Nine Secrets to Working With Translators

Updated: Dec 3, 2022

If you involved in short term mission, eventually you will yourself in front of an audience working with translators.  A great translator can make your job look easy, but a person who has never worked with a translator can make things difficult for the audience.

9 Keys to Working with Translators

Here are some thoughts from my translator Stephana in Haiti of what it takes to do a fantastic job, or skip the video and read the tips below.


Translation is a skill that is difficult to master. Some translators are exceptional, while others will make your job harder. Much more than simply knowing the words, the best translators share the unspoken dialogue as well.


Stephano gave some great ideas from a translators perspective in the video above.

If you ever find yourself working with translators, here are the critical keys you need to communicate effectively.

1. Speak clearly

The best thing about working with translators is that you have time. You have to pause after every sentence. Use that time to plan what you will say next.


Take the time. It will help you lay out your thoughts so they are simple to understand.

2. Speak a little more slowly than usual

When you are working with translators, both of you are actively speaking, listening, observing the audience and preparing the next thought. Take some time to do this.

Tempo is always a tool for great communicators. Don’t be afraid to pause along the way.

3. Don’t yell


Your translator should echo both your meaning as well as your tone and pacing. So if you yell, your translator will yell. Do you want your audience to remember the volume or the content?

4. If you want to stay out of hot water, be careful of idioms.

A translator may need to go to great lengths to understand the ins and outs of your turn of phrase.


Idioms rarely translate. A pun or verbal joke that works well in your language, usually won’t work in another. Keep your language interesting but be cautious of too many ‘sayings’.

5. Keep it short.

A long run-on sentence is difficult to translate as the meaning will get lost while you are talking (and the translator is trying to pay attention), take a breath, pause, and shorten your speech.


Your speech will be twice as long with the two of you speaking. You may need to shorten what you were planning to say.


Speak your point. Speak it short.

6. Be careful of repetition.

If you normally repeat for emphasis, remember some listeners in the room understand both the translator as well as you. They are already hearing the message repeated. When you repeat a phrase, it can get tedious.


When you repeat a phrase, it will get tedious.

7. Keep a flow going.

Once your translator begins to understand your pattern, you will begin to speak more simultaneously. Your pace will begin to flow with your translator.
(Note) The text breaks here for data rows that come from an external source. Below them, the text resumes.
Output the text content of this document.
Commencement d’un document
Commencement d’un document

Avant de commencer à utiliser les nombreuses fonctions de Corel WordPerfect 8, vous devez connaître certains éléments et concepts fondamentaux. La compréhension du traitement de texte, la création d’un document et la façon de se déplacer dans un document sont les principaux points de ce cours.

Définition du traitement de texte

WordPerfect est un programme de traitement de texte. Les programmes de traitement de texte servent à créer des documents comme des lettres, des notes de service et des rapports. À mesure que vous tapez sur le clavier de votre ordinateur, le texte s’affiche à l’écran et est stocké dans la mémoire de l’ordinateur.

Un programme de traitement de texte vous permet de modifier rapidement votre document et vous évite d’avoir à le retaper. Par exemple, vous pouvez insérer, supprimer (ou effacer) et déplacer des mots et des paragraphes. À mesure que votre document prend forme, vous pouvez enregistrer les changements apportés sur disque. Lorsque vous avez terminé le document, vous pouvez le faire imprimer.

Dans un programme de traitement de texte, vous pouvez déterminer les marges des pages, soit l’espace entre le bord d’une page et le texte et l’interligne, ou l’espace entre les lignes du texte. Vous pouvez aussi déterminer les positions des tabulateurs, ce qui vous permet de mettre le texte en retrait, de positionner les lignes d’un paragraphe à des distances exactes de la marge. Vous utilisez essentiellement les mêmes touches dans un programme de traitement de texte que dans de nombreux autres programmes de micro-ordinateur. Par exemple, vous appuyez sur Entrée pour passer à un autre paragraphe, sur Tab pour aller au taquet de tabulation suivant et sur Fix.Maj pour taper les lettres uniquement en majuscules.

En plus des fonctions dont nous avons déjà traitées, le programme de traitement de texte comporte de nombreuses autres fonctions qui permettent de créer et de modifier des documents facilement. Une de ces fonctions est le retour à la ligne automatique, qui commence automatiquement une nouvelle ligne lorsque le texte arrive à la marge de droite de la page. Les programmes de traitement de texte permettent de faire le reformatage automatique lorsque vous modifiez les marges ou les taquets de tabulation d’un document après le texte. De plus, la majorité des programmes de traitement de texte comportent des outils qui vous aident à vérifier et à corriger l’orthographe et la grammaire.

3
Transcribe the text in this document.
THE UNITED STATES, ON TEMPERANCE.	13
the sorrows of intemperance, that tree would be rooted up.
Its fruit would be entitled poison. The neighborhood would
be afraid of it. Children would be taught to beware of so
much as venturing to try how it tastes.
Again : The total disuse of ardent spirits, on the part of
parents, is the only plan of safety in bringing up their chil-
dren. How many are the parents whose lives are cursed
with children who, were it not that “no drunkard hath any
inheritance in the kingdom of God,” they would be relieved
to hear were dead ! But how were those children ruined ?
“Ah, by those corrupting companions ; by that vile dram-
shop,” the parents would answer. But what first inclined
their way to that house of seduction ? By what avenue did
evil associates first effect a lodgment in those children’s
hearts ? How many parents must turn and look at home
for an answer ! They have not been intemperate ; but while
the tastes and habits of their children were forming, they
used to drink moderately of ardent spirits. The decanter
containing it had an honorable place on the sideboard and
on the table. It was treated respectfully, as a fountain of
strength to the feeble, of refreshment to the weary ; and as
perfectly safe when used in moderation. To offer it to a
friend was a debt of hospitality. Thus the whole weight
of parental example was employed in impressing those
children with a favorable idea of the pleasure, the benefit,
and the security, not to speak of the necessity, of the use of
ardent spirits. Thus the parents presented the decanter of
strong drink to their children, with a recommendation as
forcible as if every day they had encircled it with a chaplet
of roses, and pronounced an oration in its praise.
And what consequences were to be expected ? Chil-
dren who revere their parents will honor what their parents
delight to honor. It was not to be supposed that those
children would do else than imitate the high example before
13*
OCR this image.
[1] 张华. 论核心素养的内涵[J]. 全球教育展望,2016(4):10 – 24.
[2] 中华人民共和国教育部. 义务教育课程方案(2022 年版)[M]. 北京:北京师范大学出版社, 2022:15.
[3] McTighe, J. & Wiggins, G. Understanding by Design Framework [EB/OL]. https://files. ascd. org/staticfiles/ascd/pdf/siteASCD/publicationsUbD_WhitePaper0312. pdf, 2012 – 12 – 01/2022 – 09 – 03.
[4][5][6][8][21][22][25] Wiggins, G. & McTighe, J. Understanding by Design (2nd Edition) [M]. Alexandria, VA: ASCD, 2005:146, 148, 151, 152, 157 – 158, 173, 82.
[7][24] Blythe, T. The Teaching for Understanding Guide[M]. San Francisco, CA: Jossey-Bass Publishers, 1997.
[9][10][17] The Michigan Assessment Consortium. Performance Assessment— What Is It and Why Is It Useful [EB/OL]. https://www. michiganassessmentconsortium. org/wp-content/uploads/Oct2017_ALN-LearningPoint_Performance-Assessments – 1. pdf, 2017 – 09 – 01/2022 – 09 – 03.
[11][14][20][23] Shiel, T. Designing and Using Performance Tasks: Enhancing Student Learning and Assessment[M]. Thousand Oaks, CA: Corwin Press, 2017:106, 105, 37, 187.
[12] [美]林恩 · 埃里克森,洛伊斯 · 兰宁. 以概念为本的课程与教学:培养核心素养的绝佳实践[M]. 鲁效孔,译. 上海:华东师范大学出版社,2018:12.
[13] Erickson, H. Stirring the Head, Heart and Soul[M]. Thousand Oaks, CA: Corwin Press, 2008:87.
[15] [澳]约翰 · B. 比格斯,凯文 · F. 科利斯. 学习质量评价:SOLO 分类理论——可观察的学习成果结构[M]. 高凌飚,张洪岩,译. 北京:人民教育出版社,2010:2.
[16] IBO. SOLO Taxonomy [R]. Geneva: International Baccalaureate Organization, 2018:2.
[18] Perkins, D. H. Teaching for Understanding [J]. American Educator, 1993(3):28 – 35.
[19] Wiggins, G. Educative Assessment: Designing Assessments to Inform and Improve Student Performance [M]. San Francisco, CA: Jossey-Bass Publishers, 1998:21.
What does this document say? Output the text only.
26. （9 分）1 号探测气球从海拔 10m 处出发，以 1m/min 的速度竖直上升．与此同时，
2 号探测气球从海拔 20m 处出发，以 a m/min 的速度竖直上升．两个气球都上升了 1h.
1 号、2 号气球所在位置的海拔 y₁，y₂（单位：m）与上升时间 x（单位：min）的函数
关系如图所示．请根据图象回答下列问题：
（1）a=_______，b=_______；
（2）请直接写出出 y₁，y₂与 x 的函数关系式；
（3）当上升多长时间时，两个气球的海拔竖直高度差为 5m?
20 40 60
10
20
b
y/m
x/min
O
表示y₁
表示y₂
Don’t get flustered if they begin to speak even as you are finishing your sentence. This is a natural progression when you are working with translators that know what they are doing.

8. Allow for responses.

When you are being translated, it gives you more time to think about what you will say next. It is easy to keep planning your next sentence. As you listen to your translator it will feel like you are in a conversation.


Remember your translator is not the one you are having a conversation with. Pay attention to the person you are actually speaking to, do they need you to stop speaking so they can respond?

Finally. If you have never found yourself working with translators, consider this last pro tip option:

9. Practice ahead of time

You don’t need to find an audience and a foreign language to practice. If you are a team leader play this team training game with someone from your team.


Have a participant come up to share a story or testimony. Act as the interpreter.

Simply rephrase their words. Interpret from English into English.

  1. If they speak too long … Skip some of what they say.

  2. Misunderstand idiom.

  3. Throw in strange “explanations” of the cultural significance of their body language.

Your team will love it, and learn valuable information about working with translators.

Have you ever needed to translate?  Do you have other tips you could share?